Sleeping Beauty . . . the show with an interval of a hundred years! |
This pantomime was first performed in Mexico City in December 2004, having first been translated into Spanish!
A pantomime written in a traditional style, but at the same time refreshingly different, Sleeping Beauty treats your cast to some well made characters and dialogue, and conspires to involve your audience to the maximum.
Princess Rose is cursed at her christening by Belladonna - and on her sixteenth birthday the curse is to be implemented. Or is it?
There are many opportunities for song and dance, including 20 suggested titles, and plenty of scope for including an undefined number of senior and junior chorus members in the show.

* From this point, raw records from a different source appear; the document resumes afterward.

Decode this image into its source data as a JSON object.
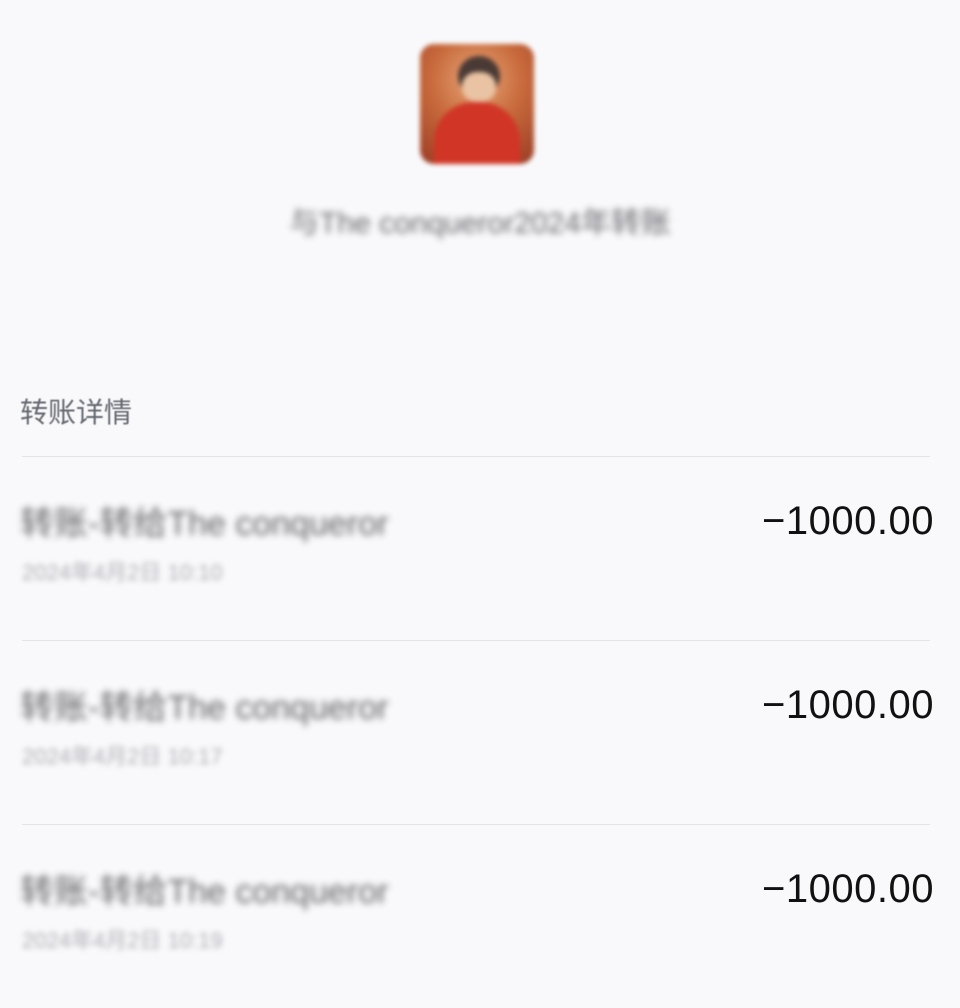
{
  "header": {
    "avatar_icon": "user-avatar-icon",
    "subtitle": "与The conqueror2024年转账"
  },
  "section": {
    "title": "转账详情"
  },
  "transactions": [
    {
      "name": "转账-转给The conqueror",
      "time": "2024年4月2日 10:10",
      "amount": "−1000.00"
    },
    {
      "name": "转账-转给The conqueror",
      "time": "2024年4月2日 10:17",
      "amount": "−1000.00"
    },
    {
      "name": "转账-转给The conqueror",
      "time": "2024年4月2日 10:19",
      "amount": "−1000.00"
    }
  ]
}
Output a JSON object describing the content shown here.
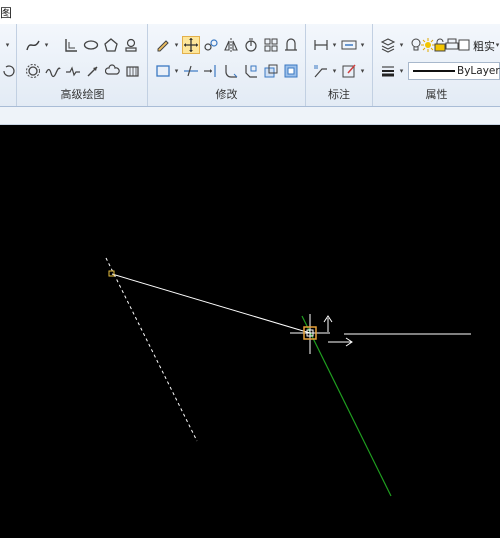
{
  "window": {
    "title_fragment": "图"
  },
  "ribbon": {
    "panels": [
      {
        "id": "advanced_draw",
        "label": "高级绘图"
      },
      {
        "id": "modify",
        "label": "修改"
      },
      {
        "id": "annotate",
        "label": "标注"
      },
      {
        "id": "properties",
        "label": "属性"
      }
    ],
    "properties": {
      "layer_label": "粗实",
      "linetype_value": "ByLayer"
    }
  },
  "colors": {
    "canvas": "#000000",
    "accent_active": "#fde69a",
    "selection_line": "#ffffff",
    "preview_line": "#1f9e1f",
    "marker": "#e8a23a"
  },
  "canvas": {
    "cursor": "crosshair-with-snap-marker"
  }
}
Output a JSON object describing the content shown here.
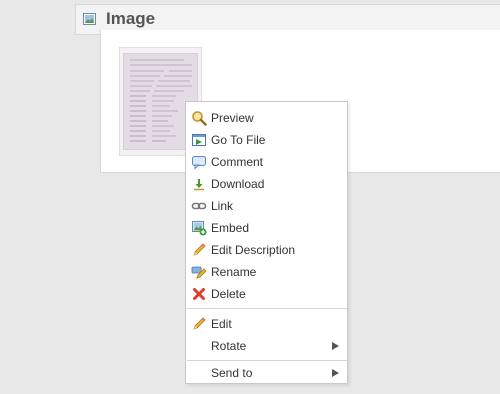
{
  "header": {
    "title": "Image",
    "icon": "image-icon"
  },
  "thumbnail": {
    "icon": "document-scan-thumbnail"
  },
  "context_menu": {
    "items": [
      {
        "label": "Preview",
        "icon": "magnifier-icon"
      },
      {
        "label": "Go To File",
        "icon": "go-to-file-icon"
      },
      {
        "label": "Comment",
        "icon": "comment-icon"
      },
      {
        "label": "Download",
        "icon": "download-icon"
      },
      {
        "label": "Link",
        "icon": "link-icon"
      },
      {
        "label": "Embed",
        "icon": "embed-icon"
      },
      {
        "label": "Edit Description",
        "icon": "pencil-icon"
      },
      {
        "label": "Rename",
        "icon": "rename-icon"
      },
      {
        "label": "Delete",
        "icon": "delete-icon"
      },
      {
        "label": "Edit",
        "icon": "pencil-icon"
      },
      {
        "label": "Rotate",
        "icon": "",
        "submenu": true
      },
      {
        "label": "Send to",
        "icon": "",
        "submenu": true
      }
    ]
  },
  "colors": {
    "background": "#e8e8e8",
    "menu_text": "#333333",
    "header_text": "#555555"
  }
}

Principals: 4 Male & 7 Female suggested, but genders can be swapped!
© John Owen Smith 2003
Lilac, a good fairy
Belladonna, a bad fairy
Junior chorus of fairies and elves
King Harold of Ambrosia
Queen Matilda, his wife
Princess Rose, their daughter (principal girl)
Marigold, her friend in the Palace
Nurse Constance, nurse to the princess (dame)

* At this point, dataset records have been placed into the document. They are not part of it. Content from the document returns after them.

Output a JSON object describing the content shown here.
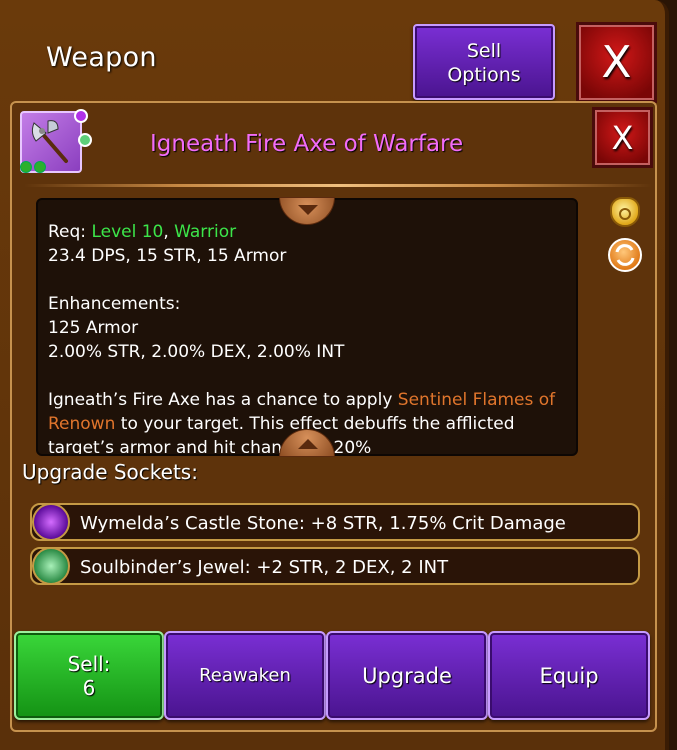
{
  "window": {
    "title": "Weapon",
    "sell_options_line1": "Sell",
    "sell_options_line2": "Options",
    "close_label": "X"
  },
  "item": {
    "name": "Igneath Fire Axe of Warfare",
    "close_label": "X",
    "req_prefix": "Req: ",
    "req_level": "Level 10",
    "req_sep": ", ",
    "req_class": "Warrior",
    "stats": "23.4 DPS, 15 STR, 15 Armor",
    "enh_title": "Enhancements:",
    "enh_line1": "125 Armor",
    "enh_line2": "2.00% STR, 2.00% DEX, 2.00% INT",
    "lore_part1": "Igneath’s Fire Axe has a chance to apply ",
    "lore_link": "Sentinel Flames of Renown",
    "lore_part2": " to your target. This effect debuffs the afflicted target’s armor and hit chance by 20%"
  },
  "sockets": {
    "title": "Upgrade Sockets:",
    "items": [
      {
        "label": "Wymelda’s Castle Stone: +8 STR, 1.75% Crit Damage",
        "gem_color": "#a020e0"
      },
      {
        "label": "Soulbinder’s Jewel: +2 STR, 2 DEX, 2 INT",
        "gem_color": "#4fd07a"
      }
    ]
  },
  "actions": {
    "sell_label": "Sell:",
    "sell_value": "6",
    "reawaken": "Reawaken",
    "upgrade": "Upgrade",
    "equip": "Equip"
  },
  "icons": {
    "item": "battle-axe-icon",
    "coin_bag": "coin-bag-icon",
    "swap": "swap-arrows-icon"
  },
  "colors": {
    "item_name": "#f26cf8",
    "requirement": "#3ce64a",
    "effect_link": "#e0752c",
    "button_purple": "#5a1ba8",
    "button_green": "#22b322",
    "close_red": "#c01414"
  }
}
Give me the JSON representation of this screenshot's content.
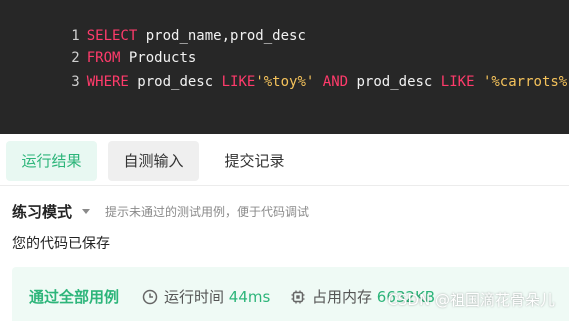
{
  "editor": {
    "lines": [
      {
        "num": "1",
        "tokens": [
          {
            "t": "SELECT",
            "c": "kw"
          },
          {
            "t": " prod_name,prod_desc",
            "c": ""
          }
        ]
      },
      {
        "num": "2",
        "tokens": [
          {
            "t": "FROM",
            "c": "kw"
          },
          {
            "t": " Products",
            "c": ""
          }
        ]
      },
      {
        "num": "3",
        "tokens": [
          {
            "t": "WHERE",
            "c": "kw"
          },
          {
            "t": " prod_desc ",
            "c": ""
          },
          {
            "t": "LIKE",
            "c": "kw"
          },
          {
            "t": "'%toy%'",
            "c": "str"
          },
          {
            "t": " ",
            "c": ""
          },
          {
            "t": "AND",
            "c": "kw"
          },
          {
            "t": " prod_desc ",
            "c": ""
          },
          {
            "t": "LIKE",
            "c": "kw"
          },
          {
            "t": " ",
            "c": ""
          },
          {
            "t": "'%carrots%'",
            "c": "str"
          }
        ]
      }
    ],
    "colors": {
      "background": "#272727",
      "keyword": "#ff3b6b",
      "string": "#f4c25b",
      "text": "#f2f2f2"
    }
  },
  "tabs": [
    {
      "label": "运行结果",
      "state": "active"
    },
    {
      "label": "自测输入",
      "state": "boxed"
    },
    {
      "label": "提交记录",
      "state": "plain"
    }
  ],
  "mode": {
    "label": "练习模式",
    "hint": "提示未通过的测试用例，便于代码调试",
    "dropdown_icon": "caret-down-icon"
  },
  "saved_message": "您的代码已保存",
  "result": {
    "status": "通过全部用例",
    "runtime": {
      "icon": "clock-icon",
      "label": "运行时间",
      "value": "44ms"
    },
    "memory": {
      "icon": "chip-icon",
      "label": "占用内存",
      "value": "6632KB"
    },
    "accent": "#2db57a",
    "background": "#effaf5"
  },
  "watermark": "CSDN @祖国滴花骨朵儿"
}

Benjamin, chancellor to King Harold
Gerald, herald to King Harold
Prince Rufus of Faraway (principal boy)
Sir Rowan, the prince's squire
Senior chorus of Townsfolk, Palace Attendants, etc
This pantomime uses three different full set scenes, separated by half set or front of curtain scenes to allow for backstage activity.
Directions are suggested, but use your imagination according to the facilities available to you.

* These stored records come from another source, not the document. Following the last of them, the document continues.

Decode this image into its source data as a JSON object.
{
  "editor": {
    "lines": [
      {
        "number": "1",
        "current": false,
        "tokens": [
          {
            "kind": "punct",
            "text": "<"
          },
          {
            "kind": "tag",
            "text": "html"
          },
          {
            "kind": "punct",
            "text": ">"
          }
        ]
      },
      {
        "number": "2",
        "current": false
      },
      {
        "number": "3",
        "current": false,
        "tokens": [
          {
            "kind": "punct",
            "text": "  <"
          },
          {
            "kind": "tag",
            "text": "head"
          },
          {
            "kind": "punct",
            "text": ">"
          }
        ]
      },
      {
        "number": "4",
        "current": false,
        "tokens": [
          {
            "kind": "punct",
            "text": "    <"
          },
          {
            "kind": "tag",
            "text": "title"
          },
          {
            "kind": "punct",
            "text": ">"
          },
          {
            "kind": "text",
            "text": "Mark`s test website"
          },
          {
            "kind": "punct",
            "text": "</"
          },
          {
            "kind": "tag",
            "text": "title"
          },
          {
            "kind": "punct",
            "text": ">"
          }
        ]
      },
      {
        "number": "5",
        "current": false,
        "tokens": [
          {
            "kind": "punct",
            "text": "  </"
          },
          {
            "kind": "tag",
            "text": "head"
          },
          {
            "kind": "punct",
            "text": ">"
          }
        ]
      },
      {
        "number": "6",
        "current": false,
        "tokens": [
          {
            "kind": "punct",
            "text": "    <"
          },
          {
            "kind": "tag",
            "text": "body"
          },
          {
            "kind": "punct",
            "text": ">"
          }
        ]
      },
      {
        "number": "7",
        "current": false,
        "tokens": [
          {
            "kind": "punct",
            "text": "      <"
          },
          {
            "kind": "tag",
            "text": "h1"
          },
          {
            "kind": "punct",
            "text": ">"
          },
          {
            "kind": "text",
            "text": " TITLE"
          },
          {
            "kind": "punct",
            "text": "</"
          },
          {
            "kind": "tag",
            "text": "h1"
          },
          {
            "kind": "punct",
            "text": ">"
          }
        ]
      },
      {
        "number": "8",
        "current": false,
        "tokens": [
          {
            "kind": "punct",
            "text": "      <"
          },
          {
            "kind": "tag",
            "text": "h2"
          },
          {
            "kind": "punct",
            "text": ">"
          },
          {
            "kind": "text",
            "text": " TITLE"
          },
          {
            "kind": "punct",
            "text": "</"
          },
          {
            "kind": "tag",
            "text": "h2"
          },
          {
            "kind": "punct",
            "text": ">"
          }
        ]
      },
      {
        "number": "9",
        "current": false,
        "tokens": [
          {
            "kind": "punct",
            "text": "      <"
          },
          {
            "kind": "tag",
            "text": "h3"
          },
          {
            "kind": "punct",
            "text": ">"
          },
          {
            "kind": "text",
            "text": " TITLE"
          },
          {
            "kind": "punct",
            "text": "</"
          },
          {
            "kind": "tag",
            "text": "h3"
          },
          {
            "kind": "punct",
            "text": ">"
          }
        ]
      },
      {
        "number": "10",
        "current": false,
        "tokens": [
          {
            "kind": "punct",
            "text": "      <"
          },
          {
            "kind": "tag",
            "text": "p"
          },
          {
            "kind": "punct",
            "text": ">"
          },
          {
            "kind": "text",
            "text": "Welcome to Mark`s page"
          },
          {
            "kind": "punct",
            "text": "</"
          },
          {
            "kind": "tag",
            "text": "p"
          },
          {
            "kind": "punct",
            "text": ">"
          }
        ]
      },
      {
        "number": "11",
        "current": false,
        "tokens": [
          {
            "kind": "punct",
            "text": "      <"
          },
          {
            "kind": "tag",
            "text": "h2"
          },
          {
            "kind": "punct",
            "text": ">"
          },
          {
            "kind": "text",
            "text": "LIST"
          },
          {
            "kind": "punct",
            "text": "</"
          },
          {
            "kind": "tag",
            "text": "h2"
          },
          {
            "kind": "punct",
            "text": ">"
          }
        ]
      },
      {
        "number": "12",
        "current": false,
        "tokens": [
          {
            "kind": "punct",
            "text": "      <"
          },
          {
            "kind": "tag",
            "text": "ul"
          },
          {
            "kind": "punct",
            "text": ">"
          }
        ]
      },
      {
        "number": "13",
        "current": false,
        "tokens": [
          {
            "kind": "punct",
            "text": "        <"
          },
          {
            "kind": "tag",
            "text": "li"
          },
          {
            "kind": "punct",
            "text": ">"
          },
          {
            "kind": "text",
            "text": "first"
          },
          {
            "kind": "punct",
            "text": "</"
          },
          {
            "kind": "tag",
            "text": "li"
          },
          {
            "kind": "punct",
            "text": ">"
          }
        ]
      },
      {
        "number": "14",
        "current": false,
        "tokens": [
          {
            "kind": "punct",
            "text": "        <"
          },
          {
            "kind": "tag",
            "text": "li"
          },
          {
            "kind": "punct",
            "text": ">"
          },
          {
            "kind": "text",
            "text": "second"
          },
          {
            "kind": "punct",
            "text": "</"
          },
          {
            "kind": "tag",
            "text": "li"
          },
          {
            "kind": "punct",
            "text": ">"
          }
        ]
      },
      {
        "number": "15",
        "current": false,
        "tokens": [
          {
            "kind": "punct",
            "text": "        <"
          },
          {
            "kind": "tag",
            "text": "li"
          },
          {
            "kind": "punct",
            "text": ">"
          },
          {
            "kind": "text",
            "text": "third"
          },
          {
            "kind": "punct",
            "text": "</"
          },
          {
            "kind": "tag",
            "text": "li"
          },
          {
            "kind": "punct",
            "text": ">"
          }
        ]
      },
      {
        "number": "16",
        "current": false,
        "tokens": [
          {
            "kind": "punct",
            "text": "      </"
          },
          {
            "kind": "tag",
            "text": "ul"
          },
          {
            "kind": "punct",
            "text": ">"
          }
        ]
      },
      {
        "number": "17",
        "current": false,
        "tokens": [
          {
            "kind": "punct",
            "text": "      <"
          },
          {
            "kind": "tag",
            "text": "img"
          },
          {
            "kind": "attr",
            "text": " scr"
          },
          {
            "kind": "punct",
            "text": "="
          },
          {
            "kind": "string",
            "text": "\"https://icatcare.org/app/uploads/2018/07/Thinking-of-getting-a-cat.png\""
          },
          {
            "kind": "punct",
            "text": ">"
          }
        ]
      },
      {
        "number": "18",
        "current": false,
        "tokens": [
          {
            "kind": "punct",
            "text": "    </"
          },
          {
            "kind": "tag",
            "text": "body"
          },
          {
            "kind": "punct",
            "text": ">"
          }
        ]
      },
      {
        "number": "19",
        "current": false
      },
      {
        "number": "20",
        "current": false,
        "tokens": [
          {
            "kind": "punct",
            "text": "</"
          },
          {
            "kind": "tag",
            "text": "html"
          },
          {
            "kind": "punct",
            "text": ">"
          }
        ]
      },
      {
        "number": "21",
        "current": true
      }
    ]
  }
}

A list of suggested songs is included for your guidance, and where special words were written these are also included, but feel free to adapt or adopt your own as required.
The concept of the Community Song is where the audience is invited to come up on the stage to help out, and some sort of raucous competition ensues between those brave enough to come up and those left sitting in the auditorium. ("Invited" is perhaps a little inaccurate on occasions, when members of the cast go down in search of friends and other victims!). The positioning of this event just before the final scene also gives people not involved plenty of time to change into their finery for the Walkdown.
I used the convention of Fairy Lilac speaking in rhyme, but Belladonna and the mortals speak in prose, and I have introduced the concept of a Prologue and an Interlogue (no, the latter is not in the dictionary) as much as anything to give time for the chorus to react to the fact that the show has started, and actually get on stage! This is known as pragmatism.
So good luck with your show. Put in local variations as you wish, and if you think you can improve on the verse then do that too! Have fun - otherwise, why do it?
In December 2004, a version of this script translated into Spanish was performed in Mexico City. I received the following comments
"The ballet/panto was a complete success. I do believe
that this is the first panto in Mexico. I gave out programs with a guide on
what to do in a panto, which they followed to the letter - very funny when a
'good' actor entered from the wrong side and was nearly boo'd off stage.
Thank you very much, everyone thought it was funny, and entertaining.
The difference with this one was the ballet content. We managed to get a soloist
from the Mexican national ballet company as the male lead, so the quality was
very high. The audience was 50% kids under 12 and the rest adults."